Inheritance for all these objects happens at object creation time.
The other thing that has a character set is the connection. Since the connection is the collection of things the server knows about the client, the character set of the connection should be set to whatever character set you are using in your client.
MySQL will then correctly convert between the character set of a column and the character set of a connection. Usually there are no problems with that.
The most common problem PEOPLE have with it is lying to the server, that is, setting the character set of a connection to something different from what the client is actually sending or using. This can be done at runtime by sending the command SET NAMES ... as the first thing at connection setup, and it is very important that you specify the correct thing here.
If you do, and for example send latin1 data into a connection that has been SET NAMES latin1, storing data into a latin1 column will not convert data, whereas storing data into a utf8 column will convert your latin1 umlauts (ö = F6) into utf8 umlauts (ö = C3 B6) on disk. Reading will transparently convert back, if the connection is properly set up.
In your setup, if your connection is SET NAMES utf8 and you are sending data to a latin1 column, only data that can be represented in latin1 can be stored. There will be data truncation, and a data truncation warning if you for example try to store japanese hiragana in such a latin1 column.
My experience with messign up MySQL charset was not 100% functional sorting of strings. You would be better with having everything in UTF-8 to be on the safe side.
I think it depends on what you actually store in that columns. If you store UTF-8 multi-byte characters in a column with latin-1 charset you might run into the sorting troubles. But as longs as there are only EN/US characters you should be ok.

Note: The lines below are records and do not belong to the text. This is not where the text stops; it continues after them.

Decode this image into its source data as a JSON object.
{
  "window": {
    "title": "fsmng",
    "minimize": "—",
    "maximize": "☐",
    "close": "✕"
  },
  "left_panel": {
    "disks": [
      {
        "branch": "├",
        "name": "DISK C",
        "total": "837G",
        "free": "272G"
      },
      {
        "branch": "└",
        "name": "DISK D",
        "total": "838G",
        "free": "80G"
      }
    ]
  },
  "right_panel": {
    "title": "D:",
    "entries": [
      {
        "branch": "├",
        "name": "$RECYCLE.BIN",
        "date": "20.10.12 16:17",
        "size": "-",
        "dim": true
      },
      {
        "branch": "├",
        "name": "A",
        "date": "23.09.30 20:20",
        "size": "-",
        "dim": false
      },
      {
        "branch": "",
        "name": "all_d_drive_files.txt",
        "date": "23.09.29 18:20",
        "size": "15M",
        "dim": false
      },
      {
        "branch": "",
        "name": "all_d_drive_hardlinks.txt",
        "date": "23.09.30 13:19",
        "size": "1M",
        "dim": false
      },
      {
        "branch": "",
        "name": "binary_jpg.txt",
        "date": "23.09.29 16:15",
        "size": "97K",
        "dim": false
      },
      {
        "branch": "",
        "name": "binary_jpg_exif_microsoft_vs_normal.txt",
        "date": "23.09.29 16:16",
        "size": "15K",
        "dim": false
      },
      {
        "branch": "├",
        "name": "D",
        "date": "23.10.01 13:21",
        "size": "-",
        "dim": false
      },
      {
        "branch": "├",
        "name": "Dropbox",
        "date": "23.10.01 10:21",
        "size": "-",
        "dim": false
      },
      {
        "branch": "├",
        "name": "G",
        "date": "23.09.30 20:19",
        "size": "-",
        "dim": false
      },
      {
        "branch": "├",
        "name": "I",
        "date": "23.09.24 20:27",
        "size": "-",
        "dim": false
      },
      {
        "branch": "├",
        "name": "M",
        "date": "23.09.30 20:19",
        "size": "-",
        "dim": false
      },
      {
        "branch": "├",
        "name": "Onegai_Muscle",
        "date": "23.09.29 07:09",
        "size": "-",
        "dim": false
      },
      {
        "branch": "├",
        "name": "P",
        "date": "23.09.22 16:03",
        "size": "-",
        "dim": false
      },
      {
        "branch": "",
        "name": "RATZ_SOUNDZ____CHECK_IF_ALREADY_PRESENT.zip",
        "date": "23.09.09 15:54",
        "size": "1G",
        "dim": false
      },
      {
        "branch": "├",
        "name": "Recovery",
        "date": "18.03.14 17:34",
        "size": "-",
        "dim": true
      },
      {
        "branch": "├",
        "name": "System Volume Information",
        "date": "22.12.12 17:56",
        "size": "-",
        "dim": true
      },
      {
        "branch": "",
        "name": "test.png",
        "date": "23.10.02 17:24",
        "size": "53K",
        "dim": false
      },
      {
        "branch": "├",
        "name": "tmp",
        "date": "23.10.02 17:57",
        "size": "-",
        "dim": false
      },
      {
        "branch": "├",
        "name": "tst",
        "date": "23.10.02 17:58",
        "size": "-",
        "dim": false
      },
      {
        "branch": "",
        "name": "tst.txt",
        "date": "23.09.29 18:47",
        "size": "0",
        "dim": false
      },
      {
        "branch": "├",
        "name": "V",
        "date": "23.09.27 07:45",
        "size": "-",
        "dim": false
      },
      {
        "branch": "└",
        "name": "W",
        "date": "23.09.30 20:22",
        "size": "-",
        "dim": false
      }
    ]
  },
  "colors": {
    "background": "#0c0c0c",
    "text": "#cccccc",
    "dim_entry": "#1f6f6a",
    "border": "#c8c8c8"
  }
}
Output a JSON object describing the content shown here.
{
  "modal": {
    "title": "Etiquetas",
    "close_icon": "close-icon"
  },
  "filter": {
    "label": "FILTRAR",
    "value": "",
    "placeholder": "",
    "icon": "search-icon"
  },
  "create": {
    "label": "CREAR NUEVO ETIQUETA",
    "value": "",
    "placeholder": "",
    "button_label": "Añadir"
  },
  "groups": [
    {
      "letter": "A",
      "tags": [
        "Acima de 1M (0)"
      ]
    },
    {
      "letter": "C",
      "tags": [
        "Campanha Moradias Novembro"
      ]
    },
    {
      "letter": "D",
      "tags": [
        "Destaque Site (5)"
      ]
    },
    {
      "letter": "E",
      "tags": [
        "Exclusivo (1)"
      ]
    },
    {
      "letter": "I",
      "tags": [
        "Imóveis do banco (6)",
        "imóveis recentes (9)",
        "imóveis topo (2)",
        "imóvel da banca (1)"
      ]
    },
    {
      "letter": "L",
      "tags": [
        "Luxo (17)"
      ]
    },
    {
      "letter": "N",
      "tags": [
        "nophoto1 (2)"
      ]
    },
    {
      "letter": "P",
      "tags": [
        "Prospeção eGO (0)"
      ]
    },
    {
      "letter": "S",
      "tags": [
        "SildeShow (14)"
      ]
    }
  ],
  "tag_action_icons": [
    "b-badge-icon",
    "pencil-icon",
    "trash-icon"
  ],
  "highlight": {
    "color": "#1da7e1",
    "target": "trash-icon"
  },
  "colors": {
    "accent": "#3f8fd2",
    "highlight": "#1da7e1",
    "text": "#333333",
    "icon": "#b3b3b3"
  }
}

You will run into problems if there's a possibility of storing "international" text -- that is, non-latin characters.
If I understand what you 're posting correctly, this means that the default for new tables in your database is UTF-8, but your existing tables use latin-1. That could be a problem. Depends on your data, as mentioned above.

Unicode Comparing in PHP/MySQL

The name Accîdent seems to be different than AccÎdent when I do a database query to update the column. Yet Accîdent and AccÎdent point to the same place...
In MySQL Accîdent = Accîdent when inserted.
Also, AccÎdent = AccÃŽdent.
Do you know why this is?
By default, MySQL assumes the client uses the latin1 character set. If you're using UTF-8 in your PHP scripts, then this assumption is false. You need to specify to MySQL that you're using UTF-8 by issuing this SQL statement just after the database connection is opened:
SET NAMES utf8
Then the data inserted by the following SQL statements will use the correct character set. This means that you need to re-insert your data or follow the MySQL conversion procedure (see the last paragraphs).
It is recommended that your tables are configured to store data in UTF-8, too, to avoid unnecessary read/write character set conversions. That's not required, though.
More information is available in the MySQL documentation. Specifically, Connection Character Sets and Collations.
First, you seem to be storing UTF-8 data in a table of different encoding. MySQL will try and cope, but the side effect is as you see - data in the database will look "weird". When creating a table, you need to specify the character encoding - preferably UTF-8. For existing tables, you'll need to convert the data.
Second, the tables have a "collation" beside encoding. Encoding determines how the characters map to bytes, collation determines sorting and comparison. There are language-specific collations, but utf8_general_ci should be the one you're looking for (ci stands for "case insensitive") - then your two string would match.